New Features
* To reduce the influence of spurious hits in the translated search step, raw translated search results are now subjected to an initial protein coverage filter (default >50%). A read's weight is only divided over proteins that meet this coverage threshold, which (in addition to removing spurious hits) has the added benefit of substantially reducing the size of the genefamilies.tsv output file. To change the default coverage threshold, use the option "--coverage-threshold <50.0>".
* Unmapped reads are now included in the gene families abundance output file as a new "UNMAPPED" feature. This value represents the total unmapped reads after both searches, nucleotide and translated. For more information on this computation, see the documentation section about the gene families abundance file.
* Unmapped read abundance is similarly carried through to the pathway abundance file, along with a new stratified feature, "UNINTEGRATED," which reflects the total abundance of genes that did not contribute to a metabolic pathway. These features are included in the pathway coverage file to maintain pathway abundance/coverage concordance (see below).
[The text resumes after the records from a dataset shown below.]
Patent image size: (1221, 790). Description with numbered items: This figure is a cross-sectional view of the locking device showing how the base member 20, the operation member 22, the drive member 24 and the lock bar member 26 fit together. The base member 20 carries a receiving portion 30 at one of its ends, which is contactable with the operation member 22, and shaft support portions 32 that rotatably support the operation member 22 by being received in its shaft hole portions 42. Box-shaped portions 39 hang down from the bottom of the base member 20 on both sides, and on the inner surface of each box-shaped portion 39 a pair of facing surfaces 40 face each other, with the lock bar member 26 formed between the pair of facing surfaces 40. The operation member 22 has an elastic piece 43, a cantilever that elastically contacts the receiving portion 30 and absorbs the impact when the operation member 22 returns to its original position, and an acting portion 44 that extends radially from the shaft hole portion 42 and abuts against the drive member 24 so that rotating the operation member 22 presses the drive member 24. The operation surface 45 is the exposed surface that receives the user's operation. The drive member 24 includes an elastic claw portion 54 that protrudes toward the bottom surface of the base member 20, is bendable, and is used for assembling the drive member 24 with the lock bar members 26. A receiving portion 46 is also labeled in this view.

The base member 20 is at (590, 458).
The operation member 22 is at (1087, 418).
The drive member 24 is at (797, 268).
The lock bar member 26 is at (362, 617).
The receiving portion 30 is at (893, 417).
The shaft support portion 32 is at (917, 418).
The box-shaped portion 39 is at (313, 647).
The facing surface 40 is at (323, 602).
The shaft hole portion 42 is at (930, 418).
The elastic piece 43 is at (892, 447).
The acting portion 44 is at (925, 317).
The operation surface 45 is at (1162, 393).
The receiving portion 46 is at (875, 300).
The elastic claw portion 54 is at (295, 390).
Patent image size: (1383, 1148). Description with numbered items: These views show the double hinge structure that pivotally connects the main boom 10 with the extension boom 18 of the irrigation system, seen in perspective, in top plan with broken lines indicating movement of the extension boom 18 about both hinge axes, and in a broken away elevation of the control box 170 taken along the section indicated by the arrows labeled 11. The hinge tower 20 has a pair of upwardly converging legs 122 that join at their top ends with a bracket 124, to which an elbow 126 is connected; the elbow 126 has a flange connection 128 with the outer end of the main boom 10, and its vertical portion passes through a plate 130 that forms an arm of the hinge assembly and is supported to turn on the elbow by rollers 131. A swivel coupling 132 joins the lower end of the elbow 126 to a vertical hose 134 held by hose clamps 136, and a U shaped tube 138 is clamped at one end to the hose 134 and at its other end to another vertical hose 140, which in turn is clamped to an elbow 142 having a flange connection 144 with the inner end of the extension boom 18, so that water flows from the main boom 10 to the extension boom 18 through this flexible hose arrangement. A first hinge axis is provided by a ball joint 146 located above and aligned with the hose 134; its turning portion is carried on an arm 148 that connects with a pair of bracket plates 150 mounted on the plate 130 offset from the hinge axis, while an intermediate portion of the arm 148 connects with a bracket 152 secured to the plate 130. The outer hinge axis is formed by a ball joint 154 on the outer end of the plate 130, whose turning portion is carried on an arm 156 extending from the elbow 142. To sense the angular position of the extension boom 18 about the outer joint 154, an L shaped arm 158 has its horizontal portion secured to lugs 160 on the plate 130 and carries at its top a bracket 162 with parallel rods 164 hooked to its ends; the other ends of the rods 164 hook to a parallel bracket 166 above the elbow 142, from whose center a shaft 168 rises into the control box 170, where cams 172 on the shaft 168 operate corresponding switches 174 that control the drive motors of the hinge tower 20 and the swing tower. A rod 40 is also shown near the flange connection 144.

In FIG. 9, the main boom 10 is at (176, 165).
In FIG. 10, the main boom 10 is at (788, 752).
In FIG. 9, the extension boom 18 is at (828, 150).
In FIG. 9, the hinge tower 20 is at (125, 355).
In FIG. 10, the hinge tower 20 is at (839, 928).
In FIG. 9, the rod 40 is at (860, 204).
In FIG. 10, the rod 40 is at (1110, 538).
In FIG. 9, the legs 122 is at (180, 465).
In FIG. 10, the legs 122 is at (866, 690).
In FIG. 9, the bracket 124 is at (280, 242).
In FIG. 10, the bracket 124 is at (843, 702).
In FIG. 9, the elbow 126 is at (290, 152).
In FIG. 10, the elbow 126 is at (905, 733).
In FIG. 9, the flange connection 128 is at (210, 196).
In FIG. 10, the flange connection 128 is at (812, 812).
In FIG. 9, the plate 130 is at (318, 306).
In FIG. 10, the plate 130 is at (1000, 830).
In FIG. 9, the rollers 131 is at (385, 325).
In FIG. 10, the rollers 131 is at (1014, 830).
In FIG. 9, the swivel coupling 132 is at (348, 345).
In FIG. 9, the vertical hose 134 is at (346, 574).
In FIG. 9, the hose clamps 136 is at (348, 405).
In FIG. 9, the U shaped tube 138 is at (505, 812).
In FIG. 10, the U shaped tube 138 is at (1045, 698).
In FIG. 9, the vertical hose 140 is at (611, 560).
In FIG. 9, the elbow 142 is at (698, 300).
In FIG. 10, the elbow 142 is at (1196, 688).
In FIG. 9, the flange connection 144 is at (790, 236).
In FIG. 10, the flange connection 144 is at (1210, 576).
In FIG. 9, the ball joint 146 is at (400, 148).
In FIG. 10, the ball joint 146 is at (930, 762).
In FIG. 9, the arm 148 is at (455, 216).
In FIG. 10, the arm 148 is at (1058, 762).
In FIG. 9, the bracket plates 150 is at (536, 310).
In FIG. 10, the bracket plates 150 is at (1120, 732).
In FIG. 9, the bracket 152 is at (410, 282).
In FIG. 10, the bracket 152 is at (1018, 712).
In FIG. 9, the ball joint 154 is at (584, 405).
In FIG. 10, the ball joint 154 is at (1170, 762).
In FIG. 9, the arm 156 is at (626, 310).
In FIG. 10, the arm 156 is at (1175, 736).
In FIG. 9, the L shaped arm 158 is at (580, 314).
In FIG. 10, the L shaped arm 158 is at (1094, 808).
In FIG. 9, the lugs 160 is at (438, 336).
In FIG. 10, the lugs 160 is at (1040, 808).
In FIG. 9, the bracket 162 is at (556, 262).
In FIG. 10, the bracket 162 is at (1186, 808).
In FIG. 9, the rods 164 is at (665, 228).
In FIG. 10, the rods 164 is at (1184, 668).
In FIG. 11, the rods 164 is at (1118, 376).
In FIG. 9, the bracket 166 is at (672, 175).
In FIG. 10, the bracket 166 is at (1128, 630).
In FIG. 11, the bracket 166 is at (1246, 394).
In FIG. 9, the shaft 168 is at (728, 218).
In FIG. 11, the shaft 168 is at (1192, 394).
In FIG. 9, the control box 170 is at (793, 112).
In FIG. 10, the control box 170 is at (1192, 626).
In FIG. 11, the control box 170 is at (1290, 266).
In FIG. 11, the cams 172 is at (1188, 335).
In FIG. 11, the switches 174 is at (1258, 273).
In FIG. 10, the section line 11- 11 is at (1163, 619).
For information on how these values are calculated, see the documentation section for each file.
Other Changes
* The included mapping from level-4 EC groups to UniRef50 clusters has been expanded based on annotations from TrEMBL. ~10x more UniRef50s can now be mapped to a level-4 EC group.
* The regroup_table script has been modified to include an "UNGROUPED" group, which captures the abundance of features that failed to map to another, non-trivial group. The "UNMAPPED" feature (see above) will always carry through to a regrouped table.
* The format of the pathway abundance and coverage output files has been updated so both files include the same order of pathways and species. The pathways are ordered by decreasing abundance. Pathways with zero abundance are not included.